Direct thrombin inhibitors are medications that interfere with the clotting process. They are used to treat some types of clots and may be prescribed for patients who cannot take heparin or low molecular weight heparins.

Compression Stockings

Your doctor should prescribe graduated compression stockings to reduce the chronic swelling that can occur in the leg after a blood clot has developed. The swelling often occurs because the valves in the leg veins have become damaged or the vein remains blocked from the blood clot.

Most compression stockings are worn just below the knee. These stockings are tight at the ankle and become more loose as they go up the leg. This causes gentle external compression (or pressure) on your leg.

Activity Guidelines

Once DVT occurs, getting around may become more difficult at first. You should gradually return to your normal activities. If your legs feel swollen or heavy, lie in bed with your heels elevated 5 to 6 inches. This will help improve circulation and decrease your leg swelling.

In addition:

  • Exercise your lower leg muscles if you are sitting still for long periods of time.
  • Stand up and walk for a few minutes every hour while awake.
  • Don't wear tight-fitting clothing that could decrease the circulation in your legs.
  • Wear compression stockings as recommended by your doctor.
  • Avoid activities that may cause a serious injury.

DVT Treatment Procedures

Catheter-directed thrombolytic therapy is a nonsurgical treatment for DVT that dissolves blood clots. It is performed in a catheterization laboratory by a specially-trained physician and a team of nurses and technicians. The doctor and his team will use clot-dissolving medications referred to as thrombolytics.

First, the patient receives medication for relaxation. The doctor numbs the area where the procedure is to be performed.
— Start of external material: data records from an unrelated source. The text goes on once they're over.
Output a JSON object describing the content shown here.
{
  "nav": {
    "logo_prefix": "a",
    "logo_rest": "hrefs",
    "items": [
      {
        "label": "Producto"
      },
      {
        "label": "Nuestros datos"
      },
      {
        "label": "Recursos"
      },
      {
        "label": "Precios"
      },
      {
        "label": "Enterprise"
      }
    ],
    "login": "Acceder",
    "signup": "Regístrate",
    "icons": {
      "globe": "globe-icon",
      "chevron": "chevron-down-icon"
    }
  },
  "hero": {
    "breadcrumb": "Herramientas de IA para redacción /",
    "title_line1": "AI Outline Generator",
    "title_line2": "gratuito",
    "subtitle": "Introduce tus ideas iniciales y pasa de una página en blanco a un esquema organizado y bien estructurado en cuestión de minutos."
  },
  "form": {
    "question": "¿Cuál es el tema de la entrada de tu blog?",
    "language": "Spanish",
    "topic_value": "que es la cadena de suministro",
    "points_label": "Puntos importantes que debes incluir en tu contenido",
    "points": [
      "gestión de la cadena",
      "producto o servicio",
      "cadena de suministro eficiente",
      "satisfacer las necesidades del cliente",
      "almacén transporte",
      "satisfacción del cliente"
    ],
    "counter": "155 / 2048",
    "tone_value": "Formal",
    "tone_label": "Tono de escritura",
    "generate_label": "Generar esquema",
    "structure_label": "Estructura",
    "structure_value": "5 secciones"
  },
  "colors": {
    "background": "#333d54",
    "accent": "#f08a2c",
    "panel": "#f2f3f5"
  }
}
A guide wire followed by a sheath (thin, plastic tube) is inserted into the vein. A long, slender tube called a catheter is inserted through the sheath and guided through the vein to the segment where the blood clot is located. A clot-dissolving drug is infused through the catheter into the clot.
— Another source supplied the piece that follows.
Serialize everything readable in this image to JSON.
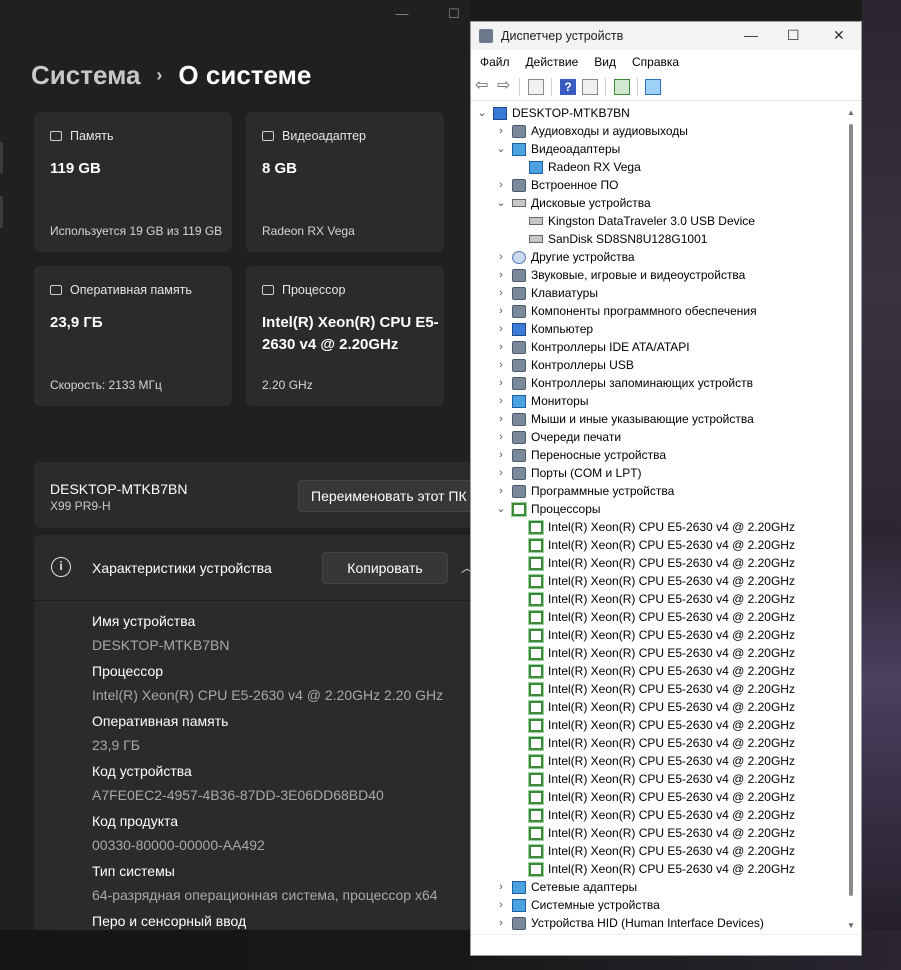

The clot usually dissolves in a matter of hours to a few days. The physician often uses a venogram or duplex ultrasound to evaluate the progress of the medication. At times, the narrowed area of the vein will need to be treated with angioplasty and/or a stent to prevent further clots from forming.
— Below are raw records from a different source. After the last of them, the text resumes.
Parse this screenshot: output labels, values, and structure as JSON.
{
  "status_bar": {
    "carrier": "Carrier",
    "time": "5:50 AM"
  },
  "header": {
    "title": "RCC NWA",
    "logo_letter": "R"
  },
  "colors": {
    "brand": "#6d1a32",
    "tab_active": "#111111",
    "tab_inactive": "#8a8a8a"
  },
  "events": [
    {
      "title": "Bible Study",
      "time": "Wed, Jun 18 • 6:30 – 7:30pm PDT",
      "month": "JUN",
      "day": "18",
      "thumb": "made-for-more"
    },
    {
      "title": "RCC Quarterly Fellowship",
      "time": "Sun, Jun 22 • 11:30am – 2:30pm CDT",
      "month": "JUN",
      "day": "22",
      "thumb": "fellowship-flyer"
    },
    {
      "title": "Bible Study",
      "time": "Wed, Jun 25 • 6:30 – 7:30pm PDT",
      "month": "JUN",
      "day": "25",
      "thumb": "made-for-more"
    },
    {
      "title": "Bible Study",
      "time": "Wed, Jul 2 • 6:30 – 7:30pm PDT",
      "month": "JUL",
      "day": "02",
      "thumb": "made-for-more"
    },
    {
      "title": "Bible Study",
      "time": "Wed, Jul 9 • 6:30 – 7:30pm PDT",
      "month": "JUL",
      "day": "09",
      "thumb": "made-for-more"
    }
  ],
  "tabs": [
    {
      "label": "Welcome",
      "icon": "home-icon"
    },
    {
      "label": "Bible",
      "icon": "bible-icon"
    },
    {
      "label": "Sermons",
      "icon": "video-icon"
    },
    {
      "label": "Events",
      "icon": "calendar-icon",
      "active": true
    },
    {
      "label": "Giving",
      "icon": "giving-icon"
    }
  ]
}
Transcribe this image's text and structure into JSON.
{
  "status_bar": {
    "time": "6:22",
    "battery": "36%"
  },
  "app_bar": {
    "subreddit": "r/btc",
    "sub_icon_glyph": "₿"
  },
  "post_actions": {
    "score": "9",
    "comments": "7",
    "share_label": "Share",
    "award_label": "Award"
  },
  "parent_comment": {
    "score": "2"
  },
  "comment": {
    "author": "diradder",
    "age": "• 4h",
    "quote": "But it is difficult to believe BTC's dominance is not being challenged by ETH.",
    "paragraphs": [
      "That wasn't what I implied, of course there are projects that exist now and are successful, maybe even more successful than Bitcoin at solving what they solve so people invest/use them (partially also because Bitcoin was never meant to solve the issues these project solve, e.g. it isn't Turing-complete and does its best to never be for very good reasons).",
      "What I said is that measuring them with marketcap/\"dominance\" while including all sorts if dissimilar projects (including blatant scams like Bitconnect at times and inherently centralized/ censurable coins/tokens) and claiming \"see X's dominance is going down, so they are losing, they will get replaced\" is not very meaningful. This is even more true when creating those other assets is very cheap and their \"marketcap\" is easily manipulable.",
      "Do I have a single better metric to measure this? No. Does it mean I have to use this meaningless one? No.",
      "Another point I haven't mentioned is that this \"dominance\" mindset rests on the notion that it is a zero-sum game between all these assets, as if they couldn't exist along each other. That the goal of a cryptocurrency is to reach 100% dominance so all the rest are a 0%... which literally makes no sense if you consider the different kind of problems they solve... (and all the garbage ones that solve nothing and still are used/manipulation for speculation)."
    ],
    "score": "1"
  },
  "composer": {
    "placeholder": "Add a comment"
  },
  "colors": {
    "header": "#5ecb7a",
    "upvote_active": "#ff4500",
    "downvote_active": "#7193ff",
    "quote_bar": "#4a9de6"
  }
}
Angioplasty is a nonsurgical treatment for DVT that is used to widen the vein after the blood clot has been dissolved. During angioplasty, a small balloon at the tip of the catheter is inflated to stretch the vein open and increase blood flow. A stent may be necessary at times and is placed during the angioplasty procedure to keep the vein open.

A stent is a small, metal mesh tube that acts as a scaffold and provides support inside the vein. A balloon catheter, placed over a guide wire, is used to insert the stent into the narrowed vein. Once in place, the balloon is inflated and the stent expanded to the size of the vein holding it open. The balloon is deflated and removed, and the stent stays in place permanently.

Inferior vena cava filters are used when you cannot take any of the blood thinners, or if you are taking blood thinners and continue to develop clots. The filter can prevent blood clots from moving from the vein in your legs to the lung (pulmonary embolism). During a small surgical procedure, the filter is inserted through a catheter (thin tube) into a large vein in the groin or neck, then into the vena cava (the largest vein in the body). It can catch clots as they move through the body to the lungs. This treatment will help prevent a pulmonary embolism, but will not prevent the development of more clots.